**What is P5?**

P5 is a computer program which studies a specific Piecewise Polynomial Planar Vector Field (or Differential System) of any degree. Part of its calculations is done through an interface with the computer program Maple (giving the option of treating a vector field using symbolic manipulations), and part of its calculations is done in P5 itself.

A piecewise vector field is a finite number of vector fields defined on a domains that are bounded by a finite number of algebraic curves (bifurcation lines). Such vector fields are often found in control theory. The piecewise polynomial vector fields can be discontinuous along the bifurcation lines.

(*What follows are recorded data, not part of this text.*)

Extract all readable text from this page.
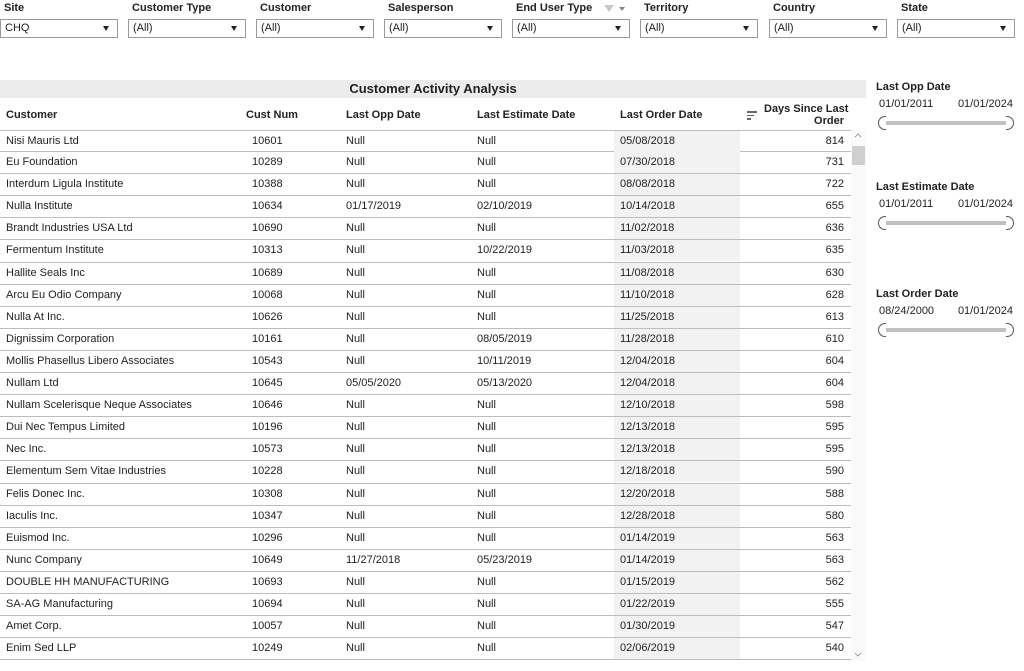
Site
CHQ
Customer Type
(All)
Customer
(All)
Salesperson
(All)
End User Type
(All)
Territory
(All)
Country
(All)
State
(All)
Customer Activity Analysis
Customer	Cust Num	Last Opp Date	Last Estimate Date	Last Order Date	Days Since Last
Order
Nisi Mauris Ltd	10601	Null	Null	05/08/2018	814
Eu Foundation	10289	Null	Null	07/30/2018	731
Interdum Ligula Institute	10388	Null	Null	08/08/2018	722
Nulla Institute	10634	01/17/2019	02/10/2019	10/14/2018	655
Brandt Industries USA Ltd	10690	Null	Null	11/02/2018	636
Fermentum Institute	10313	Null	10/22/2019	11/03/2018	635
Hallite Seals Inc	10689	Null	Null	11/08/2018	630
Arcu Eu Odio Company	10068	Null	Null	11/10/2018	628
Nulla At Inc.	10626	Null	Null	11/25/2018	613
Dignissim Corporation	10161	Null	08/05/2019	11/28/2018	610
Mollis Phasellus Libero Associates	10543	Null	10/11/2019	12/04/2018	604
Nullam Ltd	10645	05/05/2020	05/13/2020	12/04/2018	604
Nullam Scelerisque Neque Associates	10646	Null	Null	12/10/2018	598
Dui Nec Tempus Limited	10196	Null	Null	12/13/2018	595
Nec Inc.	10573	Null	Null	12/13/2018	595
Elementum Sem Vitae Industries	10228	Null	Null	12/18/2018	590
Felis Donec Inc.	10308	Null	Null	12/20/2018	588
Iaculis Inc.	10347	Null	Null	12/28/2018	580
Euismod Inc.	10296	Null	Null	01/14/2019	563
Nunc Company	10649	11/27/2018	05/23/2019	01/14/2019	563
DOUBLE HH MANUFACTURING	10693	Null	Null	01/15/2019	562
SA-AG Manufacturing	10694	Null	Null	01/22/2019	555
Amet Corp.	10057	Null	Null	01/30/2019	547
Enim Sed LLP	10249	Null	Null	02/06/2019	540
Last Opp Date
01/01/2011 01/01/2024
Last Estimate Date
01/01/2011 01/01/2024
Last Order Date
08/24/2000 01/01/2024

P5 is an extension of P4, and is introduced to be able to treat such piecewise vector fields. Much of the functionality of P5 is inherited by P4:

** Functionality of P4/P5**

- The program draws the phase portrait on a compact part of the plane, on the Poincaré sphere or on one of the charts at infinity. The ability to draw on the Poincaré sphere and hence to present a view of the phase portrait on the global compactified phase space is one of the novelties of this program.
- The program Determines all singular points (finite and infinite ones) of the vector field. P5 is able to present a detailed study of each singularity. It distinguishes between the different type of singularities (saddle, node, focus, center, semi hyperbolic saddle-nodes, degenerate). Singularities with purely imaginary eigenvalues are studied by means of Lyapunov coefficients to distinguish (in some cases) between center behaviour and weak focus behaviour.
- Degenerate singularities are studied by means of quasi-homogeneous blow-up. It is shown that a finite number of such blow-ups unfolds the singularity in a number of hyperbolic or semi-hyperbolic singularities, each of which are studied in detail by the program.
- For each singularity, invariant separatrices are calculated (formally, up to a degree that can be specified). The formal expansion is tested for its numeric accuracy.
- A detailed report can be prepared containing a list of singularities, their separatrices, their sectors (parabolic, hyperbolic or elliptic). The program can plot all or individual separatrices. To speed up integration of the separatrices of degenerate singularities (where the flow is generally very slow), it uses the rescaled (blown up) versions of the vector field in a neighbourhood of the singular point.
- All the above calculations can be done either in numeric mode (with given precision), or in symbolic mode (using Maple as a symbolic math manipulator).
- The program does not deal with bifurcations. The program does offer the possibility of introducing a vector field with user-defined parameters. Each time you want to study the vector field (examine singularities/draw phase portraits), you just have to enter the value of the parameters.
- The program is able to find periodic orbits up to a certain degree of precision (in particular limit cycles, i.e. isolated periodic orbits), cutting a transverse section that is specified by the user.
- Export images to XFIG, Encapsulated Postscript, or JPEG.

**Functionality of P5**

- P5 calculates the domains bounded by algebraic curves (up to some precision). These bifurcation lines are drawn on the phase portrait.
- P5 studies singularities of the several vector fields that are used to define a piecewise polynomial vector field. Singularities that lie on a bifurcation line deserve special attention: singularities of mixed type are possible, and only those separatrices that start in the relevant domain are to be drawn on the phase portrait.
- A integration parameter allows to control the integration of orbits near bifurcation lines. Phenomena such as sliding vector fields and sewing can be observed when using the program.